Scrutins non institutionnels
Une liste non exhaustive concernant les scrutins non institutionnels en France (ordre ante chronologique) :
- émission 14:42 Next INpact/Arrêt Sur Images « Le vote électronique et ses enjeux », retranscrite par l'April, principalement sur le scrutin interne de l'UMP et les scrutins des Français à l'étranger (novembre 2014) ;
- Au sein du parti politique feu-UMP/Les Républicains : dépêche Les primaires parisiennes de l'UMP par internet, journal primaire UMP à Paris : le vote électronique est "ultra-sécurisé" (mai 2013) et plus récemment pour sa présidence Le début de la fin du vote électronique (novembre 2014), et quel bilan ! ;
- Une délibération CNIL a adressé un avertissement public à Total Raffinage Marketing concernant un vote électronique pour les élections professionnelles, pour des défauts de sécurité (article Next INpact et droit de réponse d'Election-Europe) (avril 2013) ;
- Journal sur l'élection par internet des représentants des salariés des TPE (Très Petites Entreprises) (décembre 2012).

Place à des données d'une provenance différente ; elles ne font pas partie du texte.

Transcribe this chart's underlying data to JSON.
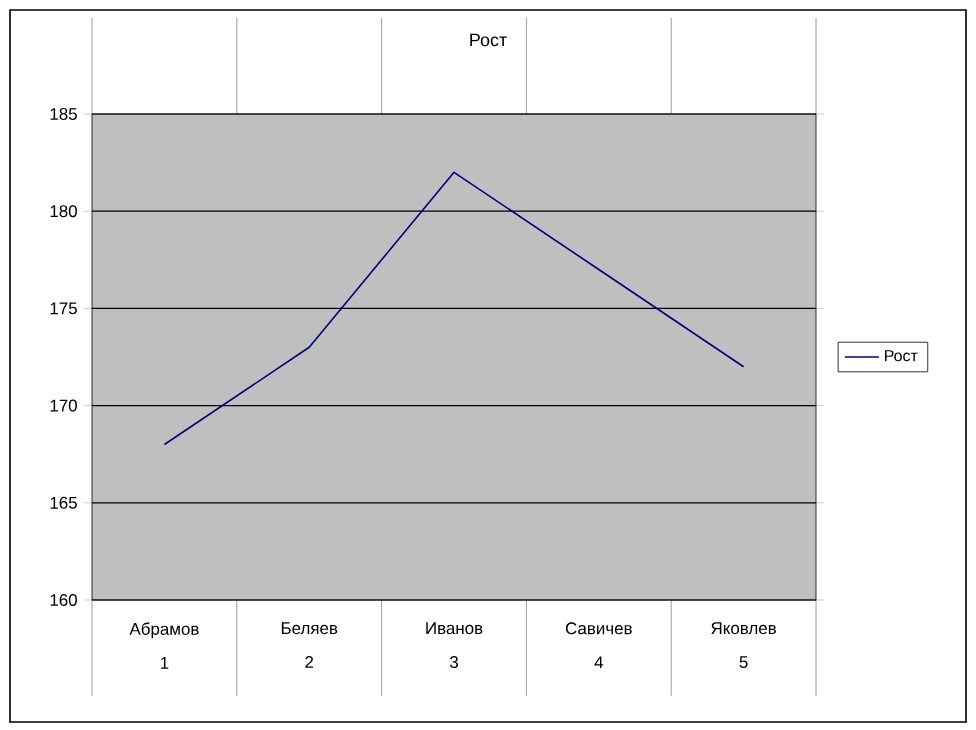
{
  "chart_data": {
    "type": "line",
    "title": "Рост",
    "categories": [
      "Абрамов",
      "Беляев",
      "Иванов",
      "Савичев",
      "Яковлев"
    ],
    "annotations": [
      "1",
      "2",
      "3",
      "4",
      "5"
    ],
    "series": [
      {
        "name": "Рост",
        "color": "#000080",
        "values": [
          168,
          173,
          182,
          177,
          172
        ]
      }
    ],
    "ylim": [
      160,
      185
    ],
    "yticks": [
      160,
      165,
      170,
      175,
      180,
      185
    ],
    "grid": "y",
    "legend": "right",
    "marker": "none",
    "line_style": "solid"
  }
}
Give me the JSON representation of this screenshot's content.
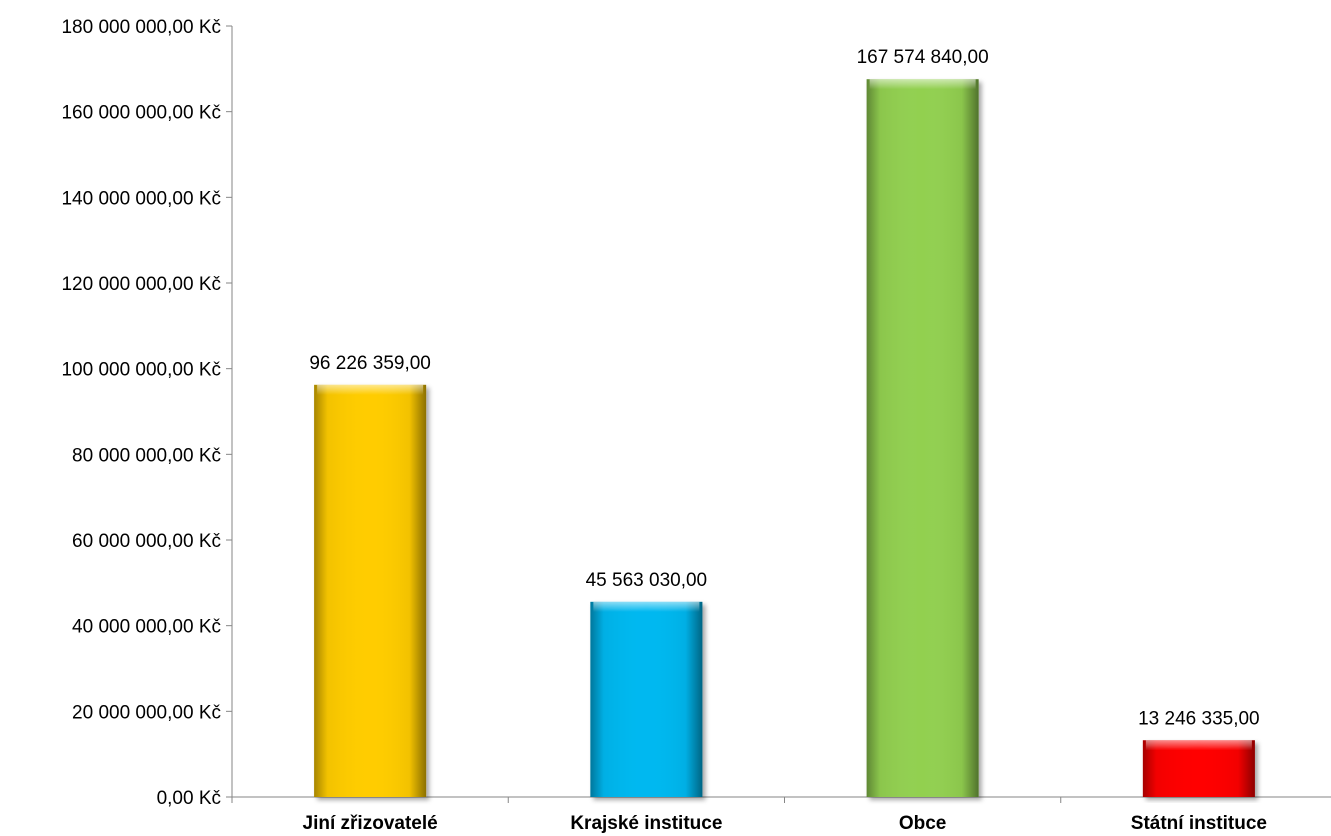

Les scrutins institutionnels français avec vote électronique
Vote par machines à voter / ordinateurs de vote concernant une soixante de communes de la métropole
Moribondes, les machines à voter / ordinateurs de vote disparaissent peu à peu (voir par exemple les chiffres « Utilisation des machines à voter en France entre 2004 et 2012 » de l'Observatoire du Vote dans un silence relatif.
Quoi de neuf sur la sécurité des ordinateurs de vote utilisés en France ? Hum rien. Le choix est à faire entre une machine interdite dans plusieurs pays (dont son pays d'origine), un Windows XP non patché, et celle que je suis contraint d'utiliser et dont je ne connais que trop les défauts. Cette informatique s'est arrêtée en septembre 2003, date du décret (qui interdit toute mise à jour), qui présentait déjà quelques lacunes car se focalisant plus sur des problèmes physiques (du style alimentation ou chute) que sur la fiabilité ou la sécurité du logiciel. L'État français a laissé les vendeurs définir les normes (comme par exemple introduire le vote blanc n'existant pas en tant que tel1) et a pris ce qui existait déjà (à l'étranger) ; les vendeurs sont sur un marché qui consiste à produire quelque chose d'apparemment simple alors que c'est plutôt compliqué ; il s'agit d'un produit rarement utilisé (donc on ne voit les bugs que rarement et on se fiche de mettre à jour), à visibilité médiatique très épisodique, et donc pas trop rentable à long terme donc on met peu de gens dessus. Bref en traitant superficiellement le sujet à l'époque, on a eu un résultat relativement prévisible. Des échos en off indiquent que les services techniques du ministère de l'intérieur français étaient conscients des problèmes, mais la technique a des raisons que le politique (ministre et futur président) ignore.
Quelques propositions (par ordre ante chronologique) pour accélérer leur disparition :
- N°2510 - Proposition de loi de M. François ROCHEBLOINE visant à interdire l'utilisation des machines à voter pour tous les scrutins régis par le code électoral (déposé en janvier 2015) (article Next INpact) ;
- Question écrite de Mme Isabelle ATTARD, n° 59165-JO AN du 8 juillet 2014 demandant d'« interdire le vote électronique lors de tous les scrutins électoraux », refus du gouvernement (articles Next INpact 1 et 2)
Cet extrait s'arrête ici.